#MeToo Showed Me How Dumb I Was
When
I was little, girls were a mystery. I
grew up with a brother, and I was catastrophically shy, as detailed in a dozen
other blog posts. I was afraid to talk to them, afraid to be around them, and
when a girl would speak to me at school, I froze.
It
wasn’t long before they were part of my everyday life, and I became attracted
to them. I still had no idea what to do, but I looked at this new wrinkle as a
problem that I wanted to solve. They looked different, spoke different and
liked different things. I also noticed the other guys were also attracted to
them, and they had different ways to get their attention. My way was to simply continue being shy and
hope that someone would do all the work for me.
It wasn’t a good plan.
As
I grew older and went to work, my interactions increased, and I forged a few
relationships. I was clumsy, but I
tried. I’m an observant person and the
air of mystery dissipated. Women were
human, just like men. Some smart, some
dumb, some happy, some sad, some successful, some not-so-much. It was merely repetition that got me
there. The simple act of waking up every
morning and trying again.
Unfortunately,
there were a few more important lessons to learn about women that I didn’t even
realize were there the entire time. By
that I mean, since the dawn of civilization.
How
did you react when the #metoo movement kicked in a few years ago? Were you one of the millions who revealed
they were the victim of harassment or even worse? Were you a person who didn’t give a shit at
all? Were you cognizant of all of this and
unsurprised by the number of responses?
Or were you like me, completely shocked?
Not shocked by the treatment of one person to another; I’m not that
naïve. I was shocked at how ignorant I
was. I was embarrassed. I felt stupid. I like to think I’m smart and evolved, but
the #metoo movement dramatically informed me that I didn’t know jack shit about
the very world I lived in.
How
the hell could there be this many stories of harassment, assault,
marginalization, and rape? Or more
specifically, how the hell could all of these be out there, and we didn’t know
about them? The sheer volume of
legitimate legal and civil cases would require a second justice system to wade
through. There were repeat offenders walking the streets, running businesses,
raising kids. There were guaranteed
felons living their lives and the police weren’t even looking for them.
The
answer is the worse part. It’s the
shittiest part of this entire story.
Whey weren’t these cases, complaints and eyewitness account part of the
public record? Because many of the women
involved were convinced no one would listen. No one would believe them. No one would care. Presumably, they believed
this was just a part of life.
You
hear what I’m saying, right? Half the
world is pushed around every day and it isn’t front-page news.
I
still can’t shake that off. I feel like
a complete moron.
Call
it patriarchal, white privileged, or whatever the best term may be. They’re probably all correct. I’m an
American. I’m used to regular people
with less money getting fucked over by those with more money. It’s the American Way. I’m used to people of
color getting fucked over by white people.

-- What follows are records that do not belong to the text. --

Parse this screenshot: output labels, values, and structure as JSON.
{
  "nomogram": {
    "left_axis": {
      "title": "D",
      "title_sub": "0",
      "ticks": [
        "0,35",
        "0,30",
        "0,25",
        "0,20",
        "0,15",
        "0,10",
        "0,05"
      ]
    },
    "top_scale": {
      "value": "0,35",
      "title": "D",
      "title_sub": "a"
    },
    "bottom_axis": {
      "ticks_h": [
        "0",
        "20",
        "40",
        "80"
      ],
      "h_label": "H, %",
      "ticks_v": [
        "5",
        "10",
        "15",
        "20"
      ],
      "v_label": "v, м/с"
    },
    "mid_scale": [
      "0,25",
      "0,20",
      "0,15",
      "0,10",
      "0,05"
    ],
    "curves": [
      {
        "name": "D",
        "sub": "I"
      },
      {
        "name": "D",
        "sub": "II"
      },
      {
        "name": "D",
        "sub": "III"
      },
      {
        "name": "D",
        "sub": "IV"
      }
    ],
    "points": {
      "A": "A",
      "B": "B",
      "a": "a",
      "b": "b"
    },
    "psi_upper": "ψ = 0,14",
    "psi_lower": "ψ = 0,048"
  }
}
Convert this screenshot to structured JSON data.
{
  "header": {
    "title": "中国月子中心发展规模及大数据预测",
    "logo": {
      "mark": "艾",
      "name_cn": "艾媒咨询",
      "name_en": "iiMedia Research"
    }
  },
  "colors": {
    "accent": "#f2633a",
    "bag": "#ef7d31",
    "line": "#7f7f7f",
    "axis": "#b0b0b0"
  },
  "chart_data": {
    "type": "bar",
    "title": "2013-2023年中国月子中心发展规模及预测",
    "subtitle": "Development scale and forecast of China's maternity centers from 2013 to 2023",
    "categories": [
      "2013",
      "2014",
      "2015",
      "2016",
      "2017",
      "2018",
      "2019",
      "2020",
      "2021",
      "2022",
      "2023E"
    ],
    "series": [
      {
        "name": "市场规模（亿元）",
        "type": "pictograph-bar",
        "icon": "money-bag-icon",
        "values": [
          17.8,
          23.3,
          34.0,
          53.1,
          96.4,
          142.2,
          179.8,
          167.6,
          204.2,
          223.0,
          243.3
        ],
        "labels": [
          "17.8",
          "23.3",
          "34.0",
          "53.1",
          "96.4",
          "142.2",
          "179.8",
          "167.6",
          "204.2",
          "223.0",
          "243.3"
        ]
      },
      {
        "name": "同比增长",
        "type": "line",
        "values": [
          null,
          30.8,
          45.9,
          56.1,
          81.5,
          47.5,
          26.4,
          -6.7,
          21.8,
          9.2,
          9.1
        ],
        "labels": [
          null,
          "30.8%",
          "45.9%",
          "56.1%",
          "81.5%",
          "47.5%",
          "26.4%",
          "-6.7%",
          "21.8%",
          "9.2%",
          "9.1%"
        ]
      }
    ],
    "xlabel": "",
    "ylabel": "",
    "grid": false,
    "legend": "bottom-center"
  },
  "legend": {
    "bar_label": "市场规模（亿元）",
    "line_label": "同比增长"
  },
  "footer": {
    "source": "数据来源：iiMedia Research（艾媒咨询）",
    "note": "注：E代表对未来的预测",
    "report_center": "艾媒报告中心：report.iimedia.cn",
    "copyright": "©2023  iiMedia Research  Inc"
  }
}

It is the central theme of American history. Read it.
Studied it. Got it. But this?
How much have you ever read about women getting fucked over in your
standard history text? A chapter on
suffragettes and that’s about it. A giant veil was lifted in front of me and
every story I’ve ever known, both fictional and nonfictional, now is tainted
with someone’s untold or overlooked story.
Every
book. Every pop song. Every movie. Advertising, education,
business, technology. The language, the idioms, the comedy, the tragedy. It’s not what you think it is. It has another meaning.
Again,
I’m a dope.
Going
back to being an American: The one thing we all share is a rebellious
spirit. We speak up, protest, bitch,
complain. We exercise our rights to free
speech. The notion that half the
population considered not saying anything when something heinous happened to
them is enough to send chills down your spine.
That means the ones who reported got nothing. Or screwed over in a
different way. They didn’t get justice
or a chance to get even. Is there
anything worse than no one believing you? You were assaulted or demeaned in
some way and no one buys your story? And
you accept that?
The
news has been full of stories about people of color and interactions with the
police. From annoying harassment to
outright murder. It jumped out at me that if the rest of society wants to deal
with this issue, the least they could do is acknowledge that it EXISTS! The stats are there, the video footage is
there, the body count is there. How
completely fucked-up is it that you can’t get a fellow human being to believe
one of the worst experiences of your life?
How does someone heal or learn to trust again after that?
Now
multiple that by half the world.
Are
you looking for a solution? I don’t have
one. I’m only acknowledging my ignorance
and my struggle to understand. Sometimes I think that as we sort all of this
out and adjust the justice system and society as a whole, men should introduce
themselves to women by saying “I’m sorry.” Not to be flippant, but to just
acknowledge. I see you. I’m aware.
Maybe
just be fucking nice to people regardless of who they are? Try that shit out for size?